Photo Illustration by Wakeelah Crutison

By Leigh Ann Henry

The word addiction brings to mind images of people popping prescription pills, injecting, inhaling or smoking dangerous substances. Most people don’t realize an addiction can be just as dangerous with a seemingly innocuous substance vital to a person’s survival: food.

According to the “Neural Correlates of Food Addiction” study published in the March 2011 Archives of General Psychiatry, food addictions activate the same areas of the brain as hard drug addictions.

This test is not the first to show correlation between food and drug addictions — researchers have been aware that both food and drugs trigger the release of dopamine. This study marks the first time the correlation between food and drug addictions has been researched among food addicts.

Some characteristics of food addicts include consuming spoiled or frozen foods or hiding food much like an alcoholic will sometimes hide alcohol, said Naomi Lippel, managing director of the world service office at the world headquarters of Overeaters Anonymous.

Also, food addicts may eat an acceptable amount when in public or with company, but binge eat at home until they’ve made themselves physically sick or pass out.

Overeaters Anonymous is a support system based out of New Mexico that addresses food and compulsive eating in the same way Alcoholics Anonymous seeks to aid an alcoholic in their recovery.

Overeaters Anonymous holds meetings in Dallas, Austin, Fort Worth and many other areas including Waco on Monday evenings.

One-third of the American adult population is considered obese, and obesity is the second-leading cause of preventable death, according to the study.

According to the Centers for Disease Control and Prevention, obesity falls second to smoking.

“Not everyone who comes to our meetings struggles with obesity; maybe due to their weight they become depressed and suicidal or a lot of them may binge eat and then throw it up or over-exercise to avoid becoming fat, but they still have a problem,” Lippel said.

Overeaters Anonymous hosts more than 6,700 meetings in 80 countries, Lippel said.

“It is a 12-step program designed to address physical issues and also the underlying cause of the eating problems,” she said.

Lippel draws similarities between the characteristics of food addicts with those of alcohol addicts. The abuse of food parallels that of drugs as well.

“Both drugs and food can be a compulsive behavior that people turn to when they’re under stress and pressure,” Dr. Don Arterburn, addictive behavior specialist at Baylor, said.

A team of researchers at Yale University, headed by doctoral student Ashley Gearhardt, the investigation completed in March 2011.

The study used the results of brain activity in 48 women of varying weights, from thin to obese, all diagnosed with a food addiction called binge eating.

Researchers used a functional magnetic resonance imaging to study the women’s brain activity.

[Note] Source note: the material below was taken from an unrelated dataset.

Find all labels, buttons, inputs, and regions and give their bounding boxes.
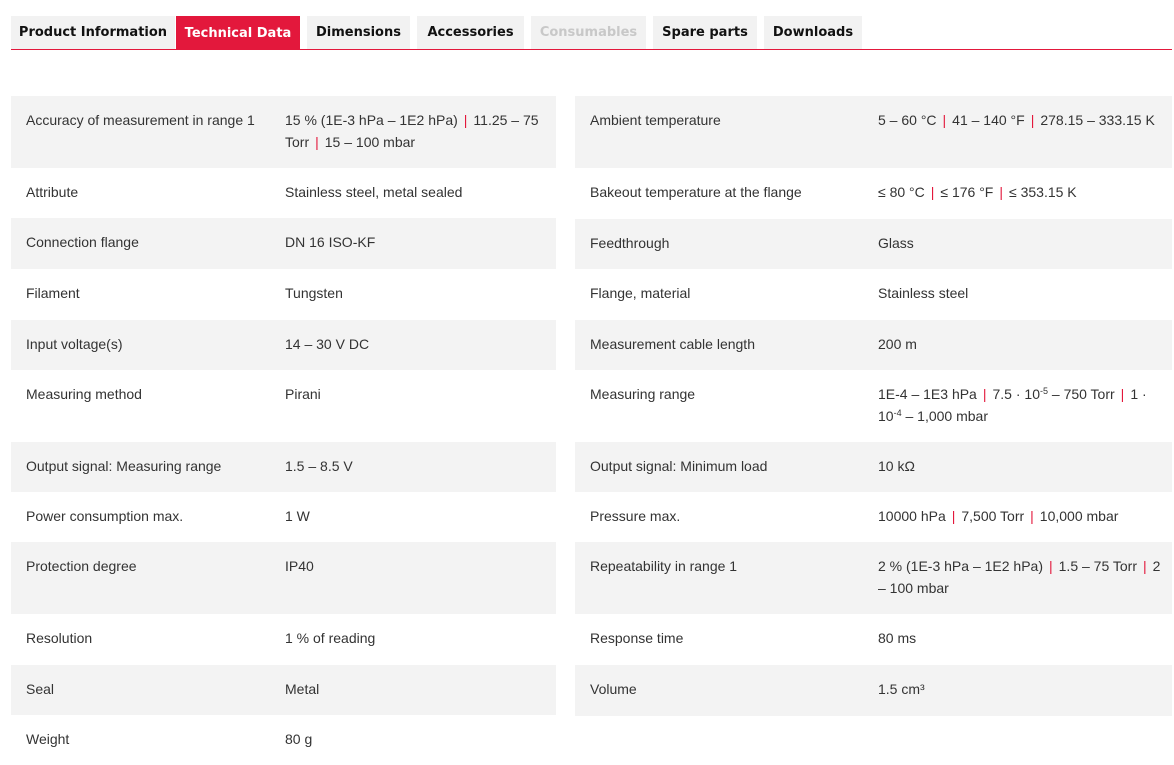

Initially, they were simply asked to look at a chocolate milkshake and results from this test showed brain activity in the anterior cingulated cortex and medial orbitofrontal cortex, which are the same areas that have been accused of activity in an addicts urge to use hard drugs.

Researchers chose to use chocolate milkshakes because they are so high in fat and sugar.

There were several factors not addressed in the study, two of which were only women were tested and hunger was not taken into account.

There has been a recent rise of eating disorders in the male population, Arterburn said.

“Compulsive eating may induce obesity which comes with a whole host of issues like heart disease or diabetes. Perhaps being overweight they have run the gamut with every diet and not having luck become depressed or suicidal,” Lippel said.

During the study, the part of the brain that reacted to the milkshake lead researchers to the conclusion that food addiction is probably based on the idea of reward. By eating food, the addict is rewarded with a good taste.